Wednesday, March 16, 2011

J-Horror: pop culture and a nation's history

Andrew O'Hehir claims that Japan's obsession with disaster (through its pop culture) seems to have been anticipating Apocalyptic events. If you are not too horrified by the main claim of this fascinating article, read on ....

http://www.salon.com/entertainment/movies/andrew_ohehir/index.html?story=/ent/movies/andrew_ohehir/2011/03/15/japan_disaster&source=newsletter&utm_source=contactology&utm_medium=email&utm_campaign=Salon_Daily%2520Newsletter%2520%2528Not%2520Premium%2529_7_30_110

Here is a taste from O'Hehir's article:

Japan's cinema of disaster, from Godzilla to J-horror
The island nation's great and strange pop culture has been preparing for apocalypse ever since Hiroshima


I don't imagine this offers much comfort to the Japanese people right now, but no culture in the world has been so shaped by disaster, or so obsessed with it. It is beyond words like "irony" or "coincidence" to express the fact that the only nation ever to suffer the effects of nuclear war now faces a nuclear catastrophe of unknown scope and unforeseeable consequences, following one of the biggest earthquakes in history and the resulting tsunami. Furthermore, I recognize that it borders on profanity to start talking about movies after thousands of people have died, and many thousands more face a dangerous and unstable situation. Culture cannot "heal" those kinds of wounds, and cannot make the dead live again. But it represents the collective means for the survivors, over time, to come to terms with what happened. One can argue that Japanese pop culture, in the years since Hiroshima and Nagasaki, has become an extended course in post-traumatic psychology and disaster preparedness.
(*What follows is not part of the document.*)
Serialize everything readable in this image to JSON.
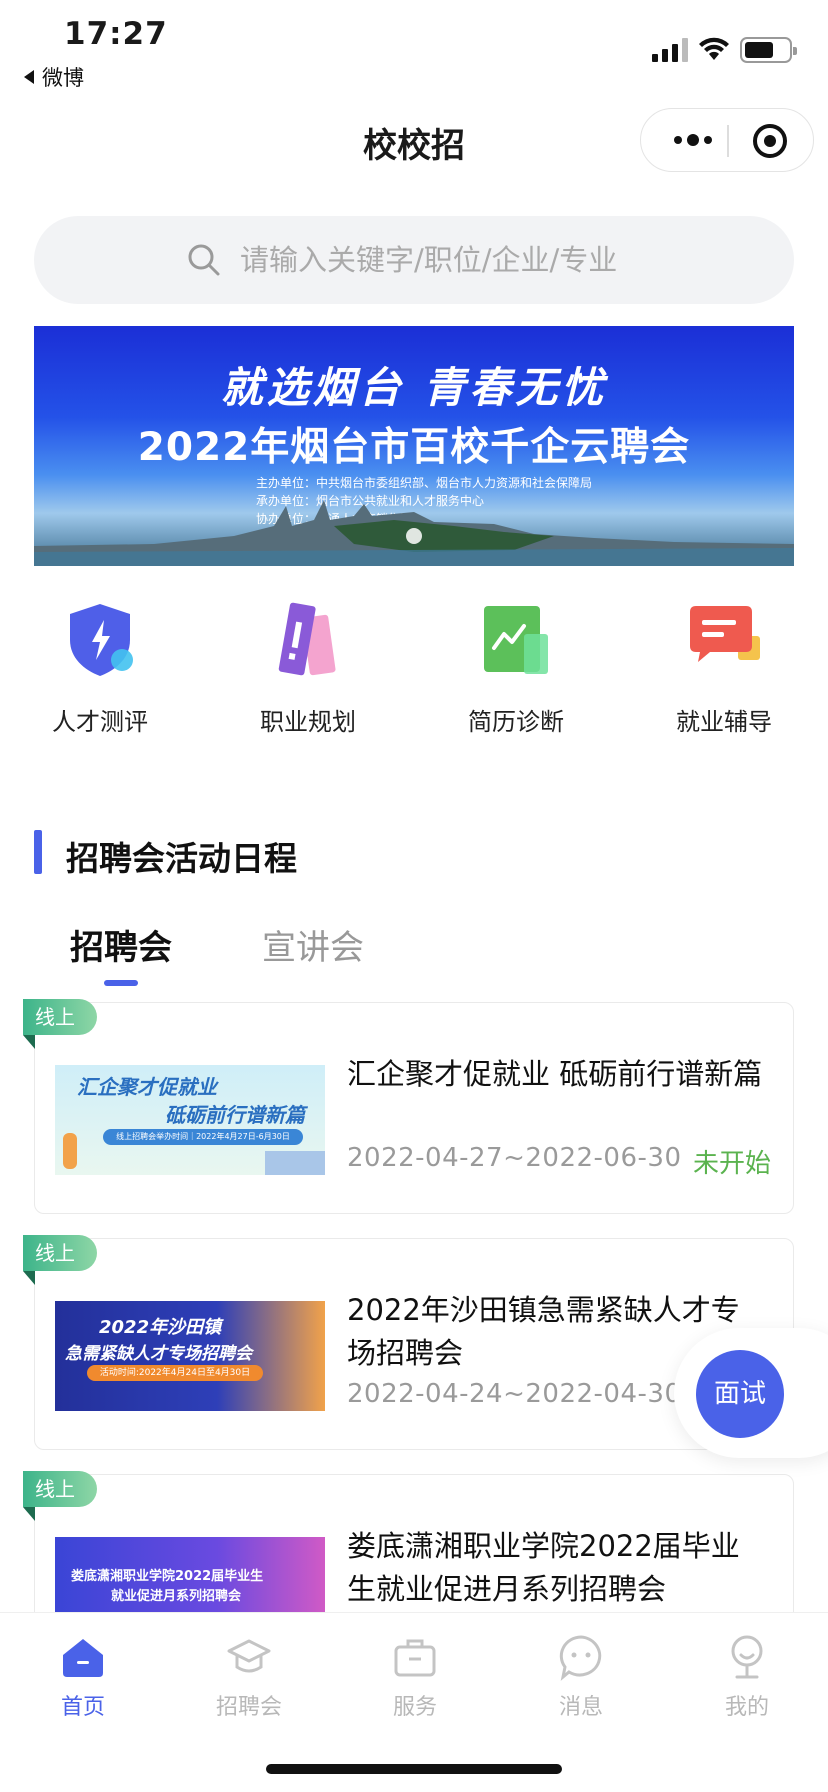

Sometimes the connection is obvious, as in the first "Godzilla" film of the mid-1950s, whose undisguised anger at nuclear-armed Yankee imperialism had to be concealed in a bastardized, American-friendly version. But it's striking that so many areas of Japanese pop culture that have nothing to do, at least officially, with World War II or the Bomb, are so concerned with violence, war, disaster and nightmarish transformation, from yakuza films to apocalyptic science fiction and gruesome horror flicks. All that becomes even stranger when you consider that postwar Japan may well be the least violent society in human history: While 21st-century America has averaged five or six murders a year per 100,000 population (which is fairly low by our standards), Japan averages much less than one murder per 100,000, with other violent crimes also barely registering.